Önceki yazılarımda (örneğin: 26 Ağustos) açıklamaya çalıştığım gibi, ABD’de devlet yönetiminde, seçilmişlerin, başkanların rolleri, etkileri sınırlıdır. Devleti, esas olarak ABD egemen sınıf kesimleriyle sıkı ilişki içinde olan güvenlik ve mali bürokrasi (“pratik hükümet”) yönetiyor. Programları, yasa önerileri komisyonlarda bunlar hazırlıyor, başkana, ya da adaylara ulaşan istihbaratları da denetliyor hatta sınırlayabiliyorlar. Başkanlar veya adaylar da tercihlerini bu sınırlar içinde gerçekleştiriyorlar. Diğer taraftan ABD, yükselme dönemi geride kalmış, kurduğu küresel hegemonya düzeni giderek artan bir hızla çözülmekte olan bir devlettir ve elindeki araçları, seçenekleri giderek azalan bir güvenlik ve mali bürokrasidir.

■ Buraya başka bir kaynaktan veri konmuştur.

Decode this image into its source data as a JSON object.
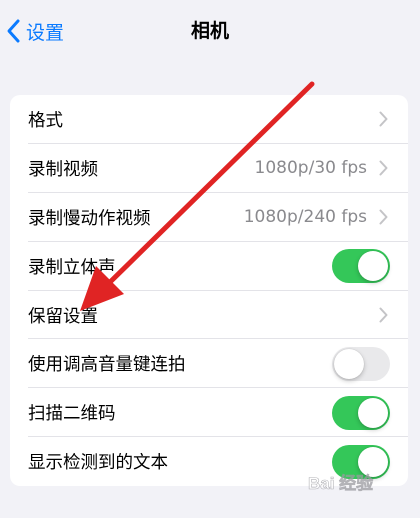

Bu koşullarda eğer Harris seçilirse, II. Dünya Savaşı’ndan bu yana (belki 2000’lerin başında görülen “neoconservative” sızma dışında) gelmekte olan pratik hükümet, ABD egemen sermayesi taleplerini, devletin uzun dönemli hegemonya sorunları bağlamında yönetmeye devam edecek. Eğer Trump kazanırsa “pratik hükümetin” personelinin faşist hareketin arzuları ve gereksinimleri yönünde değişeceği anlaşılıyor. O zaman devleti de artık melekelerini kaybetmekte olan Trump’ı da bu faşistleşmiş “pratik hükümet” yönetmeye başlayacak.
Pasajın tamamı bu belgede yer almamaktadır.